By Stacey Laskin, an Advocate from the Chicago Binder & Binder® office
Stacey Laskin is an Advocate from Binder & Binder®, and is a graduate of The Ohio State University Moritz School of Law. Although she is stationed out of the Binder & Binder® Chicago office, she travels frequently to meet clients for hearings in Michigan, Ohio, North Dakota, Nebraska, and Wisconsin.
You’ve spent restless nights playing out the exchange. The judge is a kindly woman in a black robe, she smiles, and she asks you, “What’s wrong?” You both cry together, and then she hands you a check, which you use to pay off your mortgage and buy a celebratory chocolate cake.
Then you wake up to spend another day worrying about why Dr. So Busy won’t answer the phone and whether you should wear new shoes to your hearing. The entire process is exhausting. And this is why, after your hearing, you’ll inevitably still have questions.
These are the ones I’m most commonly asked:
Did I Win? Social Security judges, experts and representatives speak in jargon. We use abbreviations, numbers, regulations and rule citations to talk about the experiences you live. As a result, it can be difficult to determine exactly what happened at a hearing.

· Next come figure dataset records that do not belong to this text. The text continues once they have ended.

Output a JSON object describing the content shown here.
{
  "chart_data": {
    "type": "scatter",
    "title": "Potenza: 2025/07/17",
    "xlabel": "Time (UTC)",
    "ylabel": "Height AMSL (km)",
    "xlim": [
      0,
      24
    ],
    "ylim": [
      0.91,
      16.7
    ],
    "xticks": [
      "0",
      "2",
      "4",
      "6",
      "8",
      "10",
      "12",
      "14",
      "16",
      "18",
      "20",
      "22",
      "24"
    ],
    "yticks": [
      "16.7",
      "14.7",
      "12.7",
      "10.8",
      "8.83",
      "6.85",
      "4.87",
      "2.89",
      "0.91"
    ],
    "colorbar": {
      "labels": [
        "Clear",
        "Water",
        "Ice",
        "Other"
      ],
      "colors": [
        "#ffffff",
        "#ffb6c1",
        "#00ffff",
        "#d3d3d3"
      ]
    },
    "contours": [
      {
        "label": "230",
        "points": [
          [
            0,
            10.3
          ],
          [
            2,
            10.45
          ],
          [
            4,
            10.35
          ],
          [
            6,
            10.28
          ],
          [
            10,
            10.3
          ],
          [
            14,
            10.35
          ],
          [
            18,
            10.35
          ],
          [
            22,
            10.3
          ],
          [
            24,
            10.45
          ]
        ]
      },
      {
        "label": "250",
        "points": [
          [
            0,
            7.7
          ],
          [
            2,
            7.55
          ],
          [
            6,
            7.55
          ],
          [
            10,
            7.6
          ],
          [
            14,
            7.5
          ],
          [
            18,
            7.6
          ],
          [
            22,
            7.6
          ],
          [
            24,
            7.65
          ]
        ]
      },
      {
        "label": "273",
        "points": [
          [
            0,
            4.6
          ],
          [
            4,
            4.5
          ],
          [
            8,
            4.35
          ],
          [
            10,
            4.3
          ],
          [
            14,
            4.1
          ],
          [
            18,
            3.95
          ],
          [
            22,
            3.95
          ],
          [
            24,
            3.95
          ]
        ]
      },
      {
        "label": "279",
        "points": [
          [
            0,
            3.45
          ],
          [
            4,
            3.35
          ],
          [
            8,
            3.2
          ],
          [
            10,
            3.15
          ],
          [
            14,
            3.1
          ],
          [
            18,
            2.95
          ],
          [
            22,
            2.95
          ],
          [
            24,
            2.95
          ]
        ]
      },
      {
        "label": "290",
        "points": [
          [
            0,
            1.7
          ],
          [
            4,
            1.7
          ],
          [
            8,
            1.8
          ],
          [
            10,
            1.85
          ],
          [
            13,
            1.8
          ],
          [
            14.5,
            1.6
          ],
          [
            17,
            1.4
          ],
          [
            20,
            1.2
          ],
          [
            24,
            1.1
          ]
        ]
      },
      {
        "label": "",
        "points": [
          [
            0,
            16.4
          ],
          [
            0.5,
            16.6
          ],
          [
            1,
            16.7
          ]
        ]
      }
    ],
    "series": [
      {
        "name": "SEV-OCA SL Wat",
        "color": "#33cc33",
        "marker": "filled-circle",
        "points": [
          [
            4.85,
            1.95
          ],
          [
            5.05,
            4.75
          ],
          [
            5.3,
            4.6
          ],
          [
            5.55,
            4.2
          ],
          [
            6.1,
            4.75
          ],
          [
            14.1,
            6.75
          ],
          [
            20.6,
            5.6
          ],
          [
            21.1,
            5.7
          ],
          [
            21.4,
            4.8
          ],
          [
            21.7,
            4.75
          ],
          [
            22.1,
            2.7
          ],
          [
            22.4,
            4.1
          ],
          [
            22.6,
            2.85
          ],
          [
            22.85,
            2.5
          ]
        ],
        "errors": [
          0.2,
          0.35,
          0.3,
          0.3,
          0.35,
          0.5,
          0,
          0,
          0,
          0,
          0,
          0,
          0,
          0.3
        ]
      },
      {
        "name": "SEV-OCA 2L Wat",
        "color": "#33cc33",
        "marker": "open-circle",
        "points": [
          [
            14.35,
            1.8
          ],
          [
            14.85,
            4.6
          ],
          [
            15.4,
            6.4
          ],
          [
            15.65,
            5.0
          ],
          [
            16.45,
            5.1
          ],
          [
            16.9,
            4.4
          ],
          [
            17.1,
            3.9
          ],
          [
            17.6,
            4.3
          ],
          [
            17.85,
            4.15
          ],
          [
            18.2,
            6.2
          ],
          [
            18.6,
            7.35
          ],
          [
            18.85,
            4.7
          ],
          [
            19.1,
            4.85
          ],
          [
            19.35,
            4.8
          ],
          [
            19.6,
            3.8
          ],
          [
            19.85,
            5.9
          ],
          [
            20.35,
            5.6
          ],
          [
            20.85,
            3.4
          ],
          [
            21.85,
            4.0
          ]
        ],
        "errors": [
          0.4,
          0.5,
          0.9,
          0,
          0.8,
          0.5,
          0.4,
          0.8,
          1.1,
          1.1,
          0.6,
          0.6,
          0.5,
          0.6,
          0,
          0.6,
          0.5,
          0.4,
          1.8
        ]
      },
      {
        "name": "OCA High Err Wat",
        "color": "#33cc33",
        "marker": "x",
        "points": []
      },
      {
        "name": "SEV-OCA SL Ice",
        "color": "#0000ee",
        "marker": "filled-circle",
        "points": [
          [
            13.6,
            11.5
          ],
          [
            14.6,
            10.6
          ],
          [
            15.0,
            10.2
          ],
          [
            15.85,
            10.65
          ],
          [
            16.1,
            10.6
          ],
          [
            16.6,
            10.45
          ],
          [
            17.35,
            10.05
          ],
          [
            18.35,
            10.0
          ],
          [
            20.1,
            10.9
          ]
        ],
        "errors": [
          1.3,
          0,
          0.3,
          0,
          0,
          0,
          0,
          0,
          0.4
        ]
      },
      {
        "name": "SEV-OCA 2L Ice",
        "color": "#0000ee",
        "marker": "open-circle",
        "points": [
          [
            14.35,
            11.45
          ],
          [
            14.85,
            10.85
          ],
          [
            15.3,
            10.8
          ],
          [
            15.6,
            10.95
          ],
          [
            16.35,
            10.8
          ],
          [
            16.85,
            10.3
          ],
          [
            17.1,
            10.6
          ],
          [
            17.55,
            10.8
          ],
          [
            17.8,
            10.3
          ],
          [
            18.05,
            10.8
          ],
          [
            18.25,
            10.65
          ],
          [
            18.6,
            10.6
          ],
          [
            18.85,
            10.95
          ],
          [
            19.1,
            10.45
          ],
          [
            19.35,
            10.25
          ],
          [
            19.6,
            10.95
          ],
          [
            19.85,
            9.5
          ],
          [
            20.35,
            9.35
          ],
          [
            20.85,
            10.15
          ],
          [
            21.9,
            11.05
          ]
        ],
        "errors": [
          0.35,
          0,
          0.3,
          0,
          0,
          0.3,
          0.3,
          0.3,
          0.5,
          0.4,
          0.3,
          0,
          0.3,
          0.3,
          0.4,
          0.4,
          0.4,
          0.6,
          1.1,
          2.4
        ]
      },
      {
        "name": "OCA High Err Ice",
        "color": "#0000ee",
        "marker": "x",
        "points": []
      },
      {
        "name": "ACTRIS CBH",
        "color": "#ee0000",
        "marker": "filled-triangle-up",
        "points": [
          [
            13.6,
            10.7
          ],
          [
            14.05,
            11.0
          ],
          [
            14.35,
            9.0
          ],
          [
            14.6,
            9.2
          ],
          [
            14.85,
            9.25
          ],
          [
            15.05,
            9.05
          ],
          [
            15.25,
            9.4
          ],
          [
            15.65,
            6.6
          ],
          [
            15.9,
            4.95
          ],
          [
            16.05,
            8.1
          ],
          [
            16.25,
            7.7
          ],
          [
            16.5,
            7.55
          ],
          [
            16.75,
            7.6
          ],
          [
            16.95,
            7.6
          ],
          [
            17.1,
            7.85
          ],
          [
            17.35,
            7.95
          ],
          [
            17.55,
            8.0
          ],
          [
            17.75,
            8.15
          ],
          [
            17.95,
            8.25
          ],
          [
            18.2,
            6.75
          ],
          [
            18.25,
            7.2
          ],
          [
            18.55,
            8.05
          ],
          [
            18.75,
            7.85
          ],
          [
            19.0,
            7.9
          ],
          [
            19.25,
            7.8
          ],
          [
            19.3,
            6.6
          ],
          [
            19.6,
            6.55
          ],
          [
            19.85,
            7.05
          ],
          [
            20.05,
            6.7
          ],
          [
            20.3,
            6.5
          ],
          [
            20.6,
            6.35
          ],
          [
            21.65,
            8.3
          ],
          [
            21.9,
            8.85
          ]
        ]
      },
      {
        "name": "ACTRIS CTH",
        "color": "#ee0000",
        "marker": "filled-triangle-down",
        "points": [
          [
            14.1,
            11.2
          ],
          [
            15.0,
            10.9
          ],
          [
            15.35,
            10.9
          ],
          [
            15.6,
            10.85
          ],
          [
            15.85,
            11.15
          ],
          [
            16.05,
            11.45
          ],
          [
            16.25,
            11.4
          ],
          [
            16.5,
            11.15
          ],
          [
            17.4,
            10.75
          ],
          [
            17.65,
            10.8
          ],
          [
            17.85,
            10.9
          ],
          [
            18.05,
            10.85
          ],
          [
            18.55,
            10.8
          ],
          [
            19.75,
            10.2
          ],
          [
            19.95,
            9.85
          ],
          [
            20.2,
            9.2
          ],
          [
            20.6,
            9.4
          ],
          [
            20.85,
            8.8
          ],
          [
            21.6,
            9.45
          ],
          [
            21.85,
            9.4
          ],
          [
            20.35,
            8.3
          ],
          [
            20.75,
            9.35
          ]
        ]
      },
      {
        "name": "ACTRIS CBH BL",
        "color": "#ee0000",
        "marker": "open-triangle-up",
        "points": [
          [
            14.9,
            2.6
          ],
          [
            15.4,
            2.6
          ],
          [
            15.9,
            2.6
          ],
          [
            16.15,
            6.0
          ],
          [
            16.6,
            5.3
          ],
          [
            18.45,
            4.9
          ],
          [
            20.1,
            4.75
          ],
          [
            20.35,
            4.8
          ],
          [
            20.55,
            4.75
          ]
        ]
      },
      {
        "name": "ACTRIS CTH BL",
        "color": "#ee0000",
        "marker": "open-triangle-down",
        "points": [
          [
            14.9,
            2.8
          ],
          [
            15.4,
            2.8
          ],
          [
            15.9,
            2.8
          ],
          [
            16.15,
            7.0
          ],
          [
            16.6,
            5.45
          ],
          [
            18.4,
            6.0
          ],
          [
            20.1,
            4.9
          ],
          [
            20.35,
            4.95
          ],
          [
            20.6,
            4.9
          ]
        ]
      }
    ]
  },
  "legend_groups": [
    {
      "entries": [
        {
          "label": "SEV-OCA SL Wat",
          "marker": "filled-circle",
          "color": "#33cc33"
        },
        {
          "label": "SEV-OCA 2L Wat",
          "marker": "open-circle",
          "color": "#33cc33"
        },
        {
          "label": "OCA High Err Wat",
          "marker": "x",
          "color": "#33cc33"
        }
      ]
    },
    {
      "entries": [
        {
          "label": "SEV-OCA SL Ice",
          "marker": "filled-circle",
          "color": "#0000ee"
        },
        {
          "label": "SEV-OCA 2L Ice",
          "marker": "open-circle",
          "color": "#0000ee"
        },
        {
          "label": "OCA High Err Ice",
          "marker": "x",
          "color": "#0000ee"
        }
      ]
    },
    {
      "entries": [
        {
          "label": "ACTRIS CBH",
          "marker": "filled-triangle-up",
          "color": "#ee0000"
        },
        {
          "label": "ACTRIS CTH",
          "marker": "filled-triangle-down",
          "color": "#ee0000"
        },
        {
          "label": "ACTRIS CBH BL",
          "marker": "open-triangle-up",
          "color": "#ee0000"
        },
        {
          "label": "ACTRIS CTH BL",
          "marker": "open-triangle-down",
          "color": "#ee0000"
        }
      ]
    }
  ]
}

Occasionally, a judge will issue an official decision at a hearing. Other times, a judge will only give an indication as to what his or her decision may be. More often than not, the hearing ends with some ambiguity.
Even when the judge explicitly states that he or she has issued a decision on-the-record, many clients don’t realize they’ve won benefits until afterward, when I’ve shaken their hands and expressed my congratulations.
This proves there really is no such thing as a stupid question. I should be able to help decipher the “harrumphs” and the code words.